I have a thing about drawing fish. I’m not afraid to admit it. It’s not my fault, it’s all Ian Miller‘s fault. When I was a kid I loved looking at the illustrations he’d done for comics and graphic novels, but it was his work in a book called The Guide To Fantasy Art Techniques that really got my attention.

The book featured eight fantasy or science fiction artists and illustrators, showing some of their work and getting an insight into how they went about producing these amazing images.

The chapter on Ian Miller had a profound effect on my drawings for years to come. His work is described in the book…
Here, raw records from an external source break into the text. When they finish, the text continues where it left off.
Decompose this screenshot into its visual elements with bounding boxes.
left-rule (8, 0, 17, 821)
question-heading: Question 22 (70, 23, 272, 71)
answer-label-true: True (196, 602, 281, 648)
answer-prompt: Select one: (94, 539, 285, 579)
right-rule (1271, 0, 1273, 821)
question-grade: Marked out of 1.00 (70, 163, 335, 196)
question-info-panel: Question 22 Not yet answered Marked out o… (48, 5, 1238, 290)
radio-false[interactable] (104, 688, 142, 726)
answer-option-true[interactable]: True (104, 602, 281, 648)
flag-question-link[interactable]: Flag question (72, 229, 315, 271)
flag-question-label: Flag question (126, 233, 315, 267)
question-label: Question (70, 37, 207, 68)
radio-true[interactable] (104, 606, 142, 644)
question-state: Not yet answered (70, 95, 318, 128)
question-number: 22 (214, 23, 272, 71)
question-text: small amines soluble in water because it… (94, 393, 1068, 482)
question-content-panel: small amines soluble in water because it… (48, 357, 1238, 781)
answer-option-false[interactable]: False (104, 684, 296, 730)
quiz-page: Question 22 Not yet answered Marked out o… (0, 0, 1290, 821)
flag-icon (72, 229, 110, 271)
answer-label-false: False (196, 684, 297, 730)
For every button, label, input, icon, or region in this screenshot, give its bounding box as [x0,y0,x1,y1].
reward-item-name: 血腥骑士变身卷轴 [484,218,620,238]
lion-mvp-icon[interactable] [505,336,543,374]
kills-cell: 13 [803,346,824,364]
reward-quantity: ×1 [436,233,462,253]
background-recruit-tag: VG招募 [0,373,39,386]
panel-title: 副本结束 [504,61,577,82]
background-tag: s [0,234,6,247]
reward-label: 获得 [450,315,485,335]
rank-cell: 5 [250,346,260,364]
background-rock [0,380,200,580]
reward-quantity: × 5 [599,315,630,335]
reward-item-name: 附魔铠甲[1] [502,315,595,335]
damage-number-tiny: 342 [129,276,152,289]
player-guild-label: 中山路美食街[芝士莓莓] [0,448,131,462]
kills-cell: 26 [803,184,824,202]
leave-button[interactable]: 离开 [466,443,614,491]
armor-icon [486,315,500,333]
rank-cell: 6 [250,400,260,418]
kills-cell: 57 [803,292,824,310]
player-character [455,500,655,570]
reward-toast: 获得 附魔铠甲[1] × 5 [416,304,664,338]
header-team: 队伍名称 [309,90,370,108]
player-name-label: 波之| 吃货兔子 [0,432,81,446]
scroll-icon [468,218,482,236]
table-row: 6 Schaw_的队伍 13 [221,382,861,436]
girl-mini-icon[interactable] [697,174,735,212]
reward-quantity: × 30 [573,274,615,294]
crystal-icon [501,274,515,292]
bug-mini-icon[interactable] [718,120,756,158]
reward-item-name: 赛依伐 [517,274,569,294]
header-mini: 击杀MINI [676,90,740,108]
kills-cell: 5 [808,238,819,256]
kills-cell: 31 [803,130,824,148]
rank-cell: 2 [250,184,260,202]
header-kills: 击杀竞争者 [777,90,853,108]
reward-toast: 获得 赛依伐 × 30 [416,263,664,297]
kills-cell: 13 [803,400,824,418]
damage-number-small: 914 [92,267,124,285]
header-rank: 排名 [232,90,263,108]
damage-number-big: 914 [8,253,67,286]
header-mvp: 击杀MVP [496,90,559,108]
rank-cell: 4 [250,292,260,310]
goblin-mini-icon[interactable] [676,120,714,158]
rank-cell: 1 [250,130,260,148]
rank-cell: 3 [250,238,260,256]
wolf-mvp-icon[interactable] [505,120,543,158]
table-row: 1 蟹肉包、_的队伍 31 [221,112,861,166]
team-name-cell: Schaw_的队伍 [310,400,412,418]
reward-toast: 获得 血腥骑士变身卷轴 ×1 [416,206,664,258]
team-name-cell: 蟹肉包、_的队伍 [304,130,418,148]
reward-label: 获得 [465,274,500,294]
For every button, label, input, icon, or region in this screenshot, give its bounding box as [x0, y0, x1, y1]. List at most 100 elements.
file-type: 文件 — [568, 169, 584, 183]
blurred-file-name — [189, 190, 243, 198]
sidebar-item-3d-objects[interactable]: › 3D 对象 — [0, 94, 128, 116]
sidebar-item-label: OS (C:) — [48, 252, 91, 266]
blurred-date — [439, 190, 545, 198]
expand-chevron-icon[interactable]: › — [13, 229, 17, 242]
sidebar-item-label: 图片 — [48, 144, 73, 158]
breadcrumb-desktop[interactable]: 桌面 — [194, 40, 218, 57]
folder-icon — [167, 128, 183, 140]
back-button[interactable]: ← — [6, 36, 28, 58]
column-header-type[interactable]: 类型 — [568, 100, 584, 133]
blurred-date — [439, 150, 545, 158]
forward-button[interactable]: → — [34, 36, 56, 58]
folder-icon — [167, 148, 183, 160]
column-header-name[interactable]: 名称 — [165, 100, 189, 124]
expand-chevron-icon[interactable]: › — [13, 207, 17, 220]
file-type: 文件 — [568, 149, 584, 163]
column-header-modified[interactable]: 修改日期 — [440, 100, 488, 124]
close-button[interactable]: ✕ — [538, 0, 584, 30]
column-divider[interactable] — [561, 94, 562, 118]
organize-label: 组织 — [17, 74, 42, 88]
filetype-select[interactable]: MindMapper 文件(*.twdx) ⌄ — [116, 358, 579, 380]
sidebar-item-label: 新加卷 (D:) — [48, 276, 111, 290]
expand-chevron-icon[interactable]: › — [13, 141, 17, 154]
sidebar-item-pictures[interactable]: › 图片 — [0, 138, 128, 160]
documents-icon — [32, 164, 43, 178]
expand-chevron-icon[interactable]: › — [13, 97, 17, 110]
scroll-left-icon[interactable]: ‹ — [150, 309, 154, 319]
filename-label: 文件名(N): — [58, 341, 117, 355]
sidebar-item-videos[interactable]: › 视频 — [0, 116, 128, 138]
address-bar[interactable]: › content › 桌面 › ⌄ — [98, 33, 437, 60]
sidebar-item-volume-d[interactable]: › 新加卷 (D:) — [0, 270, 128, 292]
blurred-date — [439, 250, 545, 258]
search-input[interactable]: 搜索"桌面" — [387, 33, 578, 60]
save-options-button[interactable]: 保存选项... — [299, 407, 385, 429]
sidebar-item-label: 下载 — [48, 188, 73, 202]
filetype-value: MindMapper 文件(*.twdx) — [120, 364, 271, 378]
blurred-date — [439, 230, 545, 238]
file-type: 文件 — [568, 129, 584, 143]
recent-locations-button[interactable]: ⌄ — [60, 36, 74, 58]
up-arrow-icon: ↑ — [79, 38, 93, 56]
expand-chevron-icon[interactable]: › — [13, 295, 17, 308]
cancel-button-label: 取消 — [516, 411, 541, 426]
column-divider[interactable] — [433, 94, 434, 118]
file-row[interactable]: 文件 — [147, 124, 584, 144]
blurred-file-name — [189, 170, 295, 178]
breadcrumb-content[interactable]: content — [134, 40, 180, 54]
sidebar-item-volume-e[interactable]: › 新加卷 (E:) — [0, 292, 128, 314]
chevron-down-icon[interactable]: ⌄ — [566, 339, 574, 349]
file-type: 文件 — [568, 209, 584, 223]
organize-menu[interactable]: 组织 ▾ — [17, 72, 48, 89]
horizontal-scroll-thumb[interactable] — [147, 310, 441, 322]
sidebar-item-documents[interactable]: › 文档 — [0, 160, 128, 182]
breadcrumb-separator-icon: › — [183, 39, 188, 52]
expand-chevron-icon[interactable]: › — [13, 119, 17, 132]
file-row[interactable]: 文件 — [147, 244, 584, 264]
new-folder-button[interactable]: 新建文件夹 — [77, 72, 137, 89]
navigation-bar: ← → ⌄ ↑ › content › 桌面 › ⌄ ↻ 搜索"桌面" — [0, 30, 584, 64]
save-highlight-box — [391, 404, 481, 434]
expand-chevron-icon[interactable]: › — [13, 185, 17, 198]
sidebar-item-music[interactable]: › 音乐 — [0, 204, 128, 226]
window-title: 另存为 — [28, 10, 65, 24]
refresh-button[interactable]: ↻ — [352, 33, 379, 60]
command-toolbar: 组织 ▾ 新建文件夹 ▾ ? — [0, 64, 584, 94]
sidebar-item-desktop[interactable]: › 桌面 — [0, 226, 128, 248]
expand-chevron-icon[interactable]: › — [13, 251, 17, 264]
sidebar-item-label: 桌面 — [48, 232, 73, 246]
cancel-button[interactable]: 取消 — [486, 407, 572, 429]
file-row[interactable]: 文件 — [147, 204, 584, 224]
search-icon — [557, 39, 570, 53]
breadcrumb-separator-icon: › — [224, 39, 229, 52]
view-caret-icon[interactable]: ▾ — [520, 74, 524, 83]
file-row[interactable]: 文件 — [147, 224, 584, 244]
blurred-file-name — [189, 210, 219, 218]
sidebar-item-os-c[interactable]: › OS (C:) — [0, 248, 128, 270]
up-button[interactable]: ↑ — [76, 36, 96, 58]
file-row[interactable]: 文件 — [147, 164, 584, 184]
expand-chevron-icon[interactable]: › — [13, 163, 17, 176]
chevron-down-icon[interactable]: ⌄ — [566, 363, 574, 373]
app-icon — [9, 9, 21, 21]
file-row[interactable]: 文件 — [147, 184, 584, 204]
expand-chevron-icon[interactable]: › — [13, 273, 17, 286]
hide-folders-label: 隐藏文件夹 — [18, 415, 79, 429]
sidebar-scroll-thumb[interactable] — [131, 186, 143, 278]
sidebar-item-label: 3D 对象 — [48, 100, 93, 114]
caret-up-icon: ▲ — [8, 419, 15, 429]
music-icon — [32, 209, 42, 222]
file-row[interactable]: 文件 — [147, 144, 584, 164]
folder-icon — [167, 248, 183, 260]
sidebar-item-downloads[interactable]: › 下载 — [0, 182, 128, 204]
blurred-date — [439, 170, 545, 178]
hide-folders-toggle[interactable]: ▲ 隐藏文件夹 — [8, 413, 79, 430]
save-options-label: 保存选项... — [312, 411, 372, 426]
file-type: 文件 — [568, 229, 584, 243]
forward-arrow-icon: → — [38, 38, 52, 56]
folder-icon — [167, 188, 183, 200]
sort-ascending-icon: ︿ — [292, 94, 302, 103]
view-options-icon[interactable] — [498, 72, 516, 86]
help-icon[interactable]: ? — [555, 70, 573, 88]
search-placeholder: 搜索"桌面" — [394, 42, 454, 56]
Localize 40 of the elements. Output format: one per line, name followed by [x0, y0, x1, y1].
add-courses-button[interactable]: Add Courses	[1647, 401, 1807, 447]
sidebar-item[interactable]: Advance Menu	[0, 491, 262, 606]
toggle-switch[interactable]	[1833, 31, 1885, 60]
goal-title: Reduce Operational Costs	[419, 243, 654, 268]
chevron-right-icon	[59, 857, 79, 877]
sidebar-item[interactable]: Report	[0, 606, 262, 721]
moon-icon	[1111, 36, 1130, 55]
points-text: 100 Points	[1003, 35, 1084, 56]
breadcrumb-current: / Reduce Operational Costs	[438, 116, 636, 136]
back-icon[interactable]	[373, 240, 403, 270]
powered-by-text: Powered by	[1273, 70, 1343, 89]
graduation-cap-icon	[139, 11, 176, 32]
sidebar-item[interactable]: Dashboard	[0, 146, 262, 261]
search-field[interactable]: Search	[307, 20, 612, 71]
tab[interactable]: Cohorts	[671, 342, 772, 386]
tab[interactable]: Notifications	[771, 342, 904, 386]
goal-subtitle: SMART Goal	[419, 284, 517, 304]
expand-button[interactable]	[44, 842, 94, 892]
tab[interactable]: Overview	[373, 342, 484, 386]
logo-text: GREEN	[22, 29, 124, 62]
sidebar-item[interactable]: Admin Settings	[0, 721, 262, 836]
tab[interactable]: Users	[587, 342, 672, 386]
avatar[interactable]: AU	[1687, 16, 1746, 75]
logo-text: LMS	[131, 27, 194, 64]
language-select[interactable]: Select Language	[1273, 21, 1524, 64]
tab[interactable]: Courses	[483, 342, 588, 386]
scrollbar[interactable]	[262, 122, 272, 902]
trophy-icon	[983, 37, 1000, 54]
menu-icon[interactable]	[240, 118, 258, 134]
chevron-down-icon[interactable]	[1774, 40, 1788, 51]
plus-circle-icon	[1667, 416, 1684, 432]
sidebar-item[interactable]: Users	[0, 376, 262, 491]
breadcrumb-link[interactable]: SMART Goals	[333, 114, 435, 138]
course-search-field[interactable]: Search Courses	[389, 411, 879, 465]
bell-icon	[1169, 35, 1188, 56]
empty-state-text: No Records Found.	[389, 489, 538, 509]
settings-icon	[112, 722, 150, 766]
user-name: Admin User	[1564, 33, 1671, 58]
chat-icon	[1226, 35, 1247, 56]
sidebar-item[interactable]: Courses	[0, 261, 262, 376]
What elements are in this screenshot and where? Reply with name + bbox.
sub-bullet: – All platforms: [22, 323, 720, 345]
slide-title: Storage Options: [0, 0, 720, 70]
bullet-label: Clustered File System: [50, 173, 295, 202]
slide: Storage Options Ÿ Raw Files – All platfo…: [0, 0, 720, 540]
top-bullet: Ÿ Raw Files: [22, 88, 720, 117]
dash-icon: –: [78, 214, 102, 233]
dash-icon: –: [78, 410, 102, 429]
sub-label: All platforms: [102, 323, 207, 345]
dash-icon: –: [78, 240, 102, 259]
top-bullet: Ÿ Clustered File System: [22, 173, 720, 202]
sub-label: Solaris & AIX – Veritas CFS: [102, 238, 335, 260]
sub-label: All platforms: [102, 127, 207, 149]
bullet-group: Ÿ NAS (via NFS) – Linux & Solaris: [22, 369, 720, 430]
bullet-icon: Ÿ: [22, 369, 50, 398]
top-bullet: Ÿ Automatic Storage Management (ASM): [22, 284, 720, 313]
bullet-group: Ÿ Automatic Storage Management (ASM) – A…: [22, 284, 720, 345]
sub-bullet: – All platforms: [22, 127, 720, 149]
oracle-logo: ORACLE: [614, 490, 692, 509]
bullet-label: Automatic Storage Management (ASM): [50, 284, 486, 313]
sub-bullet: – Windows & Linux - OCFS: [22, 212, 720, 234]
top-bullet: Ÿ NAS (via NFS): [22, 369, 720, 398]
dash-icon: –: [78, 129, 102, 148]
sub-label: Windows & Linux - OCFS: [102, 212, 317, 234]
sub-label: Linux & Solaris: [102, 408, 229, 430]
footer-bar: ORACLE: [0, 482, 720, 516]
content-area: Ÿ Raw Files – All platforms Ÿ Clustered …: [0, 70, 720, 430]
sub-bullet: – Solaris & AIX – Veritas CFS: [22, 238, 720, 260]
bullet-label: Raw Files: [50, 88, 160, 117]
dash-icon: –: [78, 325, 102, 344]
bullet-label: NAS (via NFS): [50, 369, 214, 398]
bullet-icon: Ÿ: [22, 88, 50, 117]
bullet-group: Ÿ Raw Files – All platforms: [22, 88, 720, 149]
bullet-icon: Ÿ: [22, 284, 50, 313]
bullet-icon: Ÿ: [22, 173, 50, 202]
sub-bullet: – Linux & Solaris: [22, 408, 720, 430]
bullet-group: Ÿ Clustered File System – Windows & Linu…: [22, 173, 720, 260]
Delicacy of line and intricacy of detail typically characterise Ian Miller’s work, though his subject matter and technique often vary greatly. Equally at home with complex machinery or living creatures of various guises, his illustrations range from loose figure sketches in pencil and charcoal to pen and ink drawings of complex artefacts, twisted trees or winged insects.

Detailed line drawing of an imaginary fish

One of Ian Miller’s beautiful illustrations

Armed with an expensive handful of Rotring pens I set about mimicking Ian Miller’s style. I drew insects, fish, even a self portrait for college in his super-detailed and nightmarish style. Eventually my work became more personal, but I was left with a love of drawing fish and deep-sea creatures.

The picture here is from my time at art college in Cumbria. We were told by an illustration tutor that it wasn’t possible to produce a decent illustration using Rotring pens, and that real illustrators used dip or quill pens. Well, that was a challenge right there, so using nothing but a couple of those lovely burgundy Rapidographs I drew the Big Fish, Small Ship. Eighteen years later I’m still happy that it’s a decent bit of work. Although, for some reason I never wrote the title in the box I’d left for it.

A pen and ink drawing of a giant fish about to devour a ship.

Big Fish, Small Ship. My response to a challenge by a college tutor.